The third matter arises on compulsion versus the voluntary system. The Bill is based on the principle of getting agreement between employers and employees. If you are going to have the element of compulsion introduced into the framework of the present Bill, and rules made as to the question of the number of people who are to be taken on as apprentices in relation to the number of other work-people employed, what is to be the situation if you try to enforce the designation of a trade and the making of such rules upon bodies of employers who want less apprentices to be trained, or upon a body of employees who want a smaller proportion of apprentices amongst the work-people? The introduction of such compulsion in the Bill would seem to be putting trouble in the way of its progress. We are very keen on the voluntary principle, but this is a matter which can be more fully discussed on concrete amendments when they are put down.

No one will put down these amendments; no one wants compulsion.
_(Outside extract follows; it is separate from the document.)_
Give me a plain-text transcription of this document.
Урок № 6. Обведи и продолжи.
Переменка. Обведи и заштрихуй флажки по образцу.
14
I understand objection has been taken to the voluntary principle, and the question raised that under the Bill as it stands there may be difficulty in getting committees to work. The question has been asked what am I going to do if local bodies refuse to co-operate. My answer is, "Nothing." The retort to that is that I should do something, and if I am to do something in such circumstances, then it is going to be done by compulsion. I take it that was the line of reasoning that was followed.

As to the smaller point that was raised by Senator Barrington, I would like first to see his definition. In the beginning the Bill was not intended to take within its scope the professions as distinct from trades. But the scope of the Bill was rather widened on the Committee Stage. What harm will result if, for instance, under the Bill a certain group of employers, say solicitors, and a certain group of would-be solicitors agree to have that profession designated? If they agree there will be an Apprenticeship Committee under the Bill, but if they do not agree there will not be. I do not see any great harm done unless Senators think it is objectionable to have a mixture of what are called trades, and what by contrast are called professions, but we can discuss that on the Committee Stage if the Senator wishes to put down an amendment.

It was because of the difficulty that I saw in the matter that I wanted the Minister to take on the job.

Question put and agreed to.
Committee Stage ordered for Wednesday, 18th November.